OPINIÃO: A paz dos cemitérios
Em 11/08/2020 – Por IHU on line
“Os escândalos de corrupção, seguidos pelo lavajatismo e pela sustentação da polarização pelo petismo esfrangalharam o espírito progressista das estruturas democráticas. Muita gente cansou de ouvir falar em liberdade, igualdade, políticos, minorias, supremo, partidos. Elegeram um autoritário antissistema para ‘mudar o disco’ e lhe deram carta branca em troca de paz. Bastava para Bolsonaro substituir o golpismo e a cafajestagem pela malandragem e pela dissimulação, para que essa paz chegasse. E ela chegou. Será a paz dos cemitérios. Acostumem-se”, escreve Christian Edward Cyril Lynch, professor e pesquisador do Instituto de Estudos Sociais e Políticos da UERJ, formado em direito e especializado em ciência política, em texto publicado em seu Facebook, 10-08-2020.
Eis o texto.
Acostumem-se. Vai piorar antes de melhorar. Não que vá ter ditadura escancarada, como da última vez que houve um governo conservador com o vento a favor. Mas não há dúvidas de que há hoje um terreno social tolerante, predisposto ao novo “governo Figueiredo“, tocado cada vez mais pelos militares aposentados. Governo que encontrou o tom certo para um autoritarismo “democrático” nos dias de hoje, mas à moda brasileira: mole, cínico, malandro, ensaboado, escorregadio.
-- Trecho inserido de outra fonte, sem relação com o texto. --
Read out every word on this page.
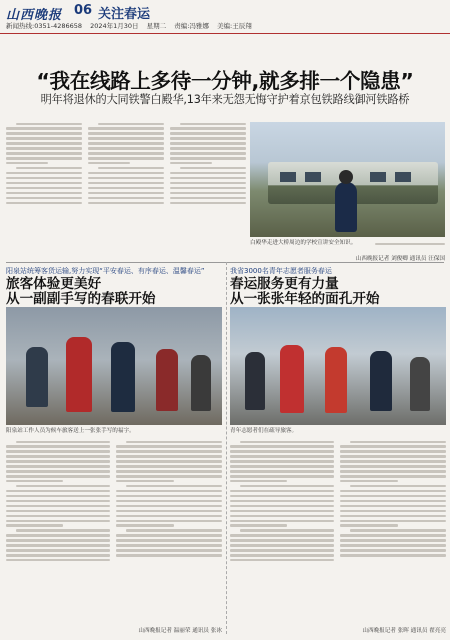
山西晚报 06 关注春运
新闻热线:0351-4286658 2024年1月30日 星期二 责编:冯雅娜 美编:王辰翔
“我在线路上多待一分钟,就多排一个隐患”
明年将退休的大同铁警白殿华,13年来无怨无悔守护着京包铁路线御河铁路桥
白殿华走进大桥周边的学校宣讲安全知识。
山西晚报记者 刘俊卿 通讯员 汪保国
阳泉站统筹客货运输,努力实现“平安春运、有序春运、温馨春运”
旅客体验更美好
从一副副手写的春联开始
阳泉站工作人员为候车旅客送上一张张手写的福字。
山西晚报记者 温丽荣 通讯员 张冰
我省3000名青年志愿者服务春运
春运服务更有力量
从一张张年轻的面孔开始
青年志愿者们在疏导旅客。
山西晚报记者 张晖 通讯员 翟亮亮
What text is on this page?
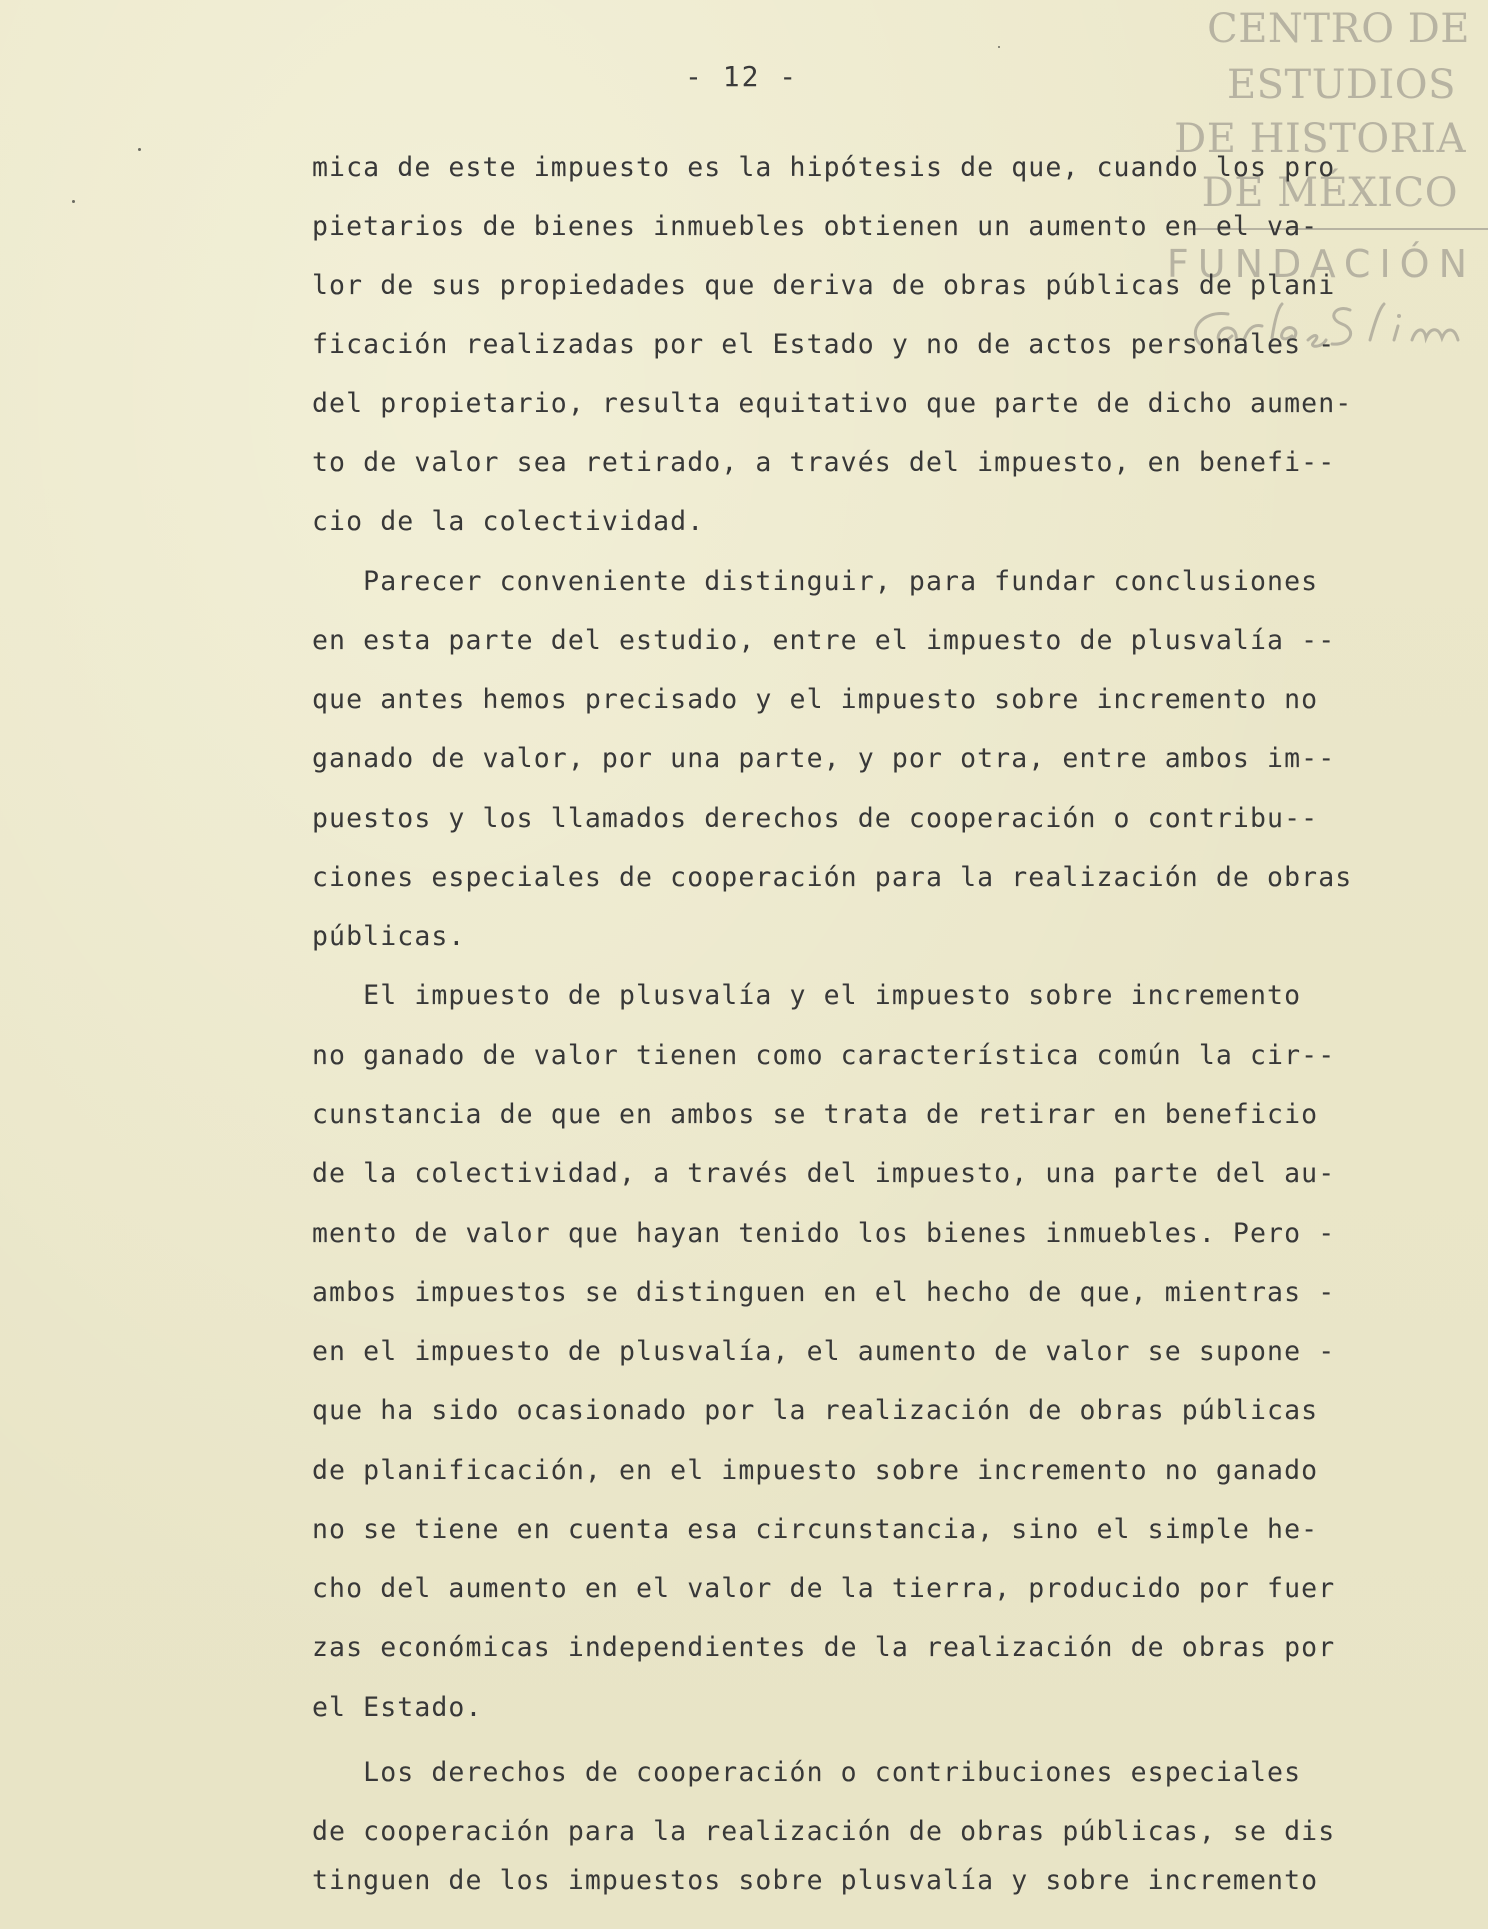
- 12 -
CENTRO DE
ESTUDIOS
DE HISTORIA
DE MÉXICO
FUNDACIÓN
mica de este impuesto es la hipótesis de que, cuando los pro
pietarios de bienes inmuebles obtienen un aumento en el va-
lor de sus propiedades que deriva de obras públicas de plani
ficación realizadas por el Estado y no de actos personales -
del propietario, resulta equitativo que parte de dicho aumen-
to de valor sea retirado, a través del impuesto, en benefi--
cio de la colectividad.
Parecer conveniente distinguir, para fundar conclusiones
en esta parte del estudio, entre el impuesto de plusvalía --
que antes hemos precisado y el impuesto sobre incremento no
ganado de valor, por una parte, y por otra, entre ambos im--
puestos y los llamados derechos de cooperación o contribu--
ciones especiales de cooperación para la realización de obras
públicas.
El impuesto de plusvalía y el impuesto sobre incremento
no ganado de valor tienen como característica común la cir--
cunstancia de que en ambos se trata de retirar en beneficio
de la colectividad, a través del impuesto, una parte del au-
mento de valor que hayan tenido los bienes inmuebles. Pero -
ambos impuestos se distinguen en el hecho de que, mientras -
en el impuesto de plusvalía, el aumento de valor se supone -
que ha sido ocasionado por la realización de obras públicas
de planificación, en el impuesto sobre incremento no ganado
no se tiene en cuenta esa circunstancia, sino el simple he-
cho del aumento en el valor de la tierra, producido por fuer
zas económicas independientes de la realización de obras por
el Estado.
Los derechos de cooperación o contribuciones especiales
de cooperación para la realización de obras públicas, se dis
tinguen de los impuestos sobre plusvalía y sobre incremento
Ao assumir, o governo Bolsonaro não tinha nada, a não ser manipulação digital, e gente inexperiente, burra e grossa. Hoje ele já sedimenta, com método próprio de cooptação e técnicas novas de “governabilidade” comprovadas. O Pazuello é um exemplo de técnica bem sucedida da nova “governamentalidade”, neutralizando e apagando a área conflagrada com sua presença/ausência, que vai se replicando para outras áreas, como cultura e meio ambiente. Deu problema? Nomeie gente que nada entenda do assunto. A área problemática desaparece, por omissão, incompetência e paralisia.
Ao mesmo tempo, a consciência jurídica do país vai erodindo. Na área jurídica, você tem a difusão de uma mentalidade antijudiciarista, baseada na recuperação da doutrina da razão de Estado e de separação estrita de poderes. Começou no tempo do Temer e justificou sua absolvição no TSE. Enquanto isso, o governo leiloa os cargos de ministro do STF, cooptando os juristas ambiciosos, arrivistas e/ou oportunistas. No mais, desmoraliza-se e engambela-se a autoridade do tribunal, empregando-se mil malandragens. Diz que há e não há dossiê de arapongagem, etc.
No campo partidário, o presidente largou o governo nas mãos dos militares, mais competentes do que ele, neutralizou os radicais e partiu pra campanha da reeleição. Deixou o exótico e periclitante trumpismo de lado para apostar mais fortemente no “lulismo às avessas“. Vai descobrindo aos poucos e apostando, corretamente, na tradição nacional. Passou a distribuir cargos de segundo escalão pro centrão, fingindo, por não dar do primeiro, que não está fazendo presidencialismo de coalizão. O Rodrigo Maia já disse que não vai rolar impeachment.
No campo da saúde, o país já normalizou o morticínio da COVID. O desvelamento da tentativa de golpe militar pela Piauí caiu no vazio. Os escândalos do Flávio e da Michele Bolsonaro derrubariam a república quatro anos atrás. Hoje ninguém quer saber. Restaurar autoridade, nesse país, também significa restaurar impunidade. Enquanto isso, a incapacidade de articulação da oposição, o oportunismo dos políticos profissionais e a burrice da esquerda parecem infinitos. Todo mundo está cansado, ninguém aguenta mais briga depois de 7 anos.
Os escândalos de corrupção, seguidos pelo lavajatismo e pela sustentação da polarização pelo petismo esfrangalharam o espírito progressista das estruturas democráticas. Muita gente cansou de ouvir falar em liberdade, igualdade, políticos, minorias, supremo, partidos. Elegeram um autoritário antissistema para “mudar o disco” e lhe deram carta branca em troca de paz. Bastava para Bolsonaro substituir o golpismo e a cafajestagem pela malandragem e pela dissimulação, para que essa paz chegasse. E ela chegou.
Será a paz dos cemitérios. Acostumem-se.